Keşke, AK Parti, baştan CHP ve MHP ile anlaşarak ve "hükûmete, parlamentoya, rejime karşı tertiplerle" sınırlı kalmak kaydıyla, askerlerin adli mahkemelerde yargılanmasının önünü açsaydı. Keşke bu değişiklikler, komisyonlarda enine boyuna tartışılsa, anayasaya aykırılık bakımından da incelenseydi. Bütün bunlar yapılmadı. Üstelik, Ceza Muhakemesi Kanunu'nun 250. maddesinde sıralanan suçların tümü, Askeri Mahkeme'nin görev kapsamından çıkarıldı. Oysa, düşmanla işbirliği yapmak, askeri tesisleri tahrip, savaş zamanında emirlere uymama, casusluk, gizli kalması gereken bilgileri açıklamak gibi eylemler, askerin hizmet ve göreviyle ilgili.

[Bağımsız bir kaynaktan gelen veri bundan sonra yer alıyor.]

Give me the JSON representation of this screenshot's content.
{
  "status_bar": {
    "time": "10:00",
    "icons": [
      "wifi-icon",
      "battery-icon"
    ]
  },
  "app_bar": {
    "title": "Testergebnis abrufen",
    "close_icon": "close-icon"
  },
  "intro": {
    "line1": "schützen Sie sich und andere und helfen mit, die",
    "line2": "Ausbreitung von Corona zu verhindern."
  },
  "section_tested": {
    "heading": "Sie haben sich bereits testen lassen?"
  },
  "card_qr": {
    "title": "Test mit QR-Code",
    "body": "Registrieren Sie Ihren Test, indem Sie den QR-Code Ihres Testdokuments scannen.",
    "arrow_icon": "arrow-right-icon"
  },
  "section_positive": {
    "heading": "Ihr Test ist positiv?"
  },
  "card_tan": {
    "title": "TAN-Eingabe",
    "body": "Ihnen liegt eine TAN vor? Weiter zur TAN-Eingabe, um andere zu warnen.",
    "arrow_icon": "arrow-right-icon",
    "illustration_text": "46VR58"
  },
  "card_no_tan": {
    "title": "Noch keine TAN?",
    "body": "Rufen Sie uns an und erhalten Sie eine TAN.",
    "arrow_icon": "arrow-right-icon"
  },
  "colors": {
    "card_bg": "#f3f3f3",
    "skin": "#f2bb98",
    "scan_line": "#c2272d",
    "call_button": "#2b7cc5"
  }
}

Siviller, bu fiillerinden dolayı adli mahkemelerde yargılanabilir ama, asker açısından söz konusu maddelerin ihlâli halinde, Askeri Mahkemeler yetkili kılınmalı. Gece yarısı gerçekleştirilen düzenlemede, bu ayırıma özen gösterilmemiştir. Oysa, sadece, Türk Ceza Kanunu'nun 309 (anayasayı ihlâl), 310 (cumhurbaşkanına suikast ve fiili saldırı), 311 (yasama organına karşı suç), 312 (hükûmete karşı suç), 313 (hükûmete karşı silâhlı isyan), 314 (silâhlı örgüt kurma), 315 (silâh sağlama), 316'ncı (suç için anlaşma) maddelerini ihlâl eden askerlerin, askeri mahkeme yerine, adli mahkemelerde yargılanmalarının yolu açılabilirdi.
CHP'yi Anayasa Mahkemesi'ne gidiyor diye eleştiriyoruz; fakat, AK Parti de, maalesef, özensiz davranışlarıyla buna yol açtı.
Siyasi Parti Grup Başkan vekilleri, aralarında bir diyalog başlatmak suretiyle, gerekirse anayasanın 145'inci maddesini de değiştirerek, yukarıda sıralanan maddeleri ihlal eden askerlerin adli mahkemelerde yargılanmasını sağlayacak bir düzenleme yapabilir; yapmalıdır da. CHP samimi ise buna destek verecektir. Darbecilerin sivil mahkemelerde yargılanması konusunda samimi değilse, hiç değilse bu anlaşılacaktır.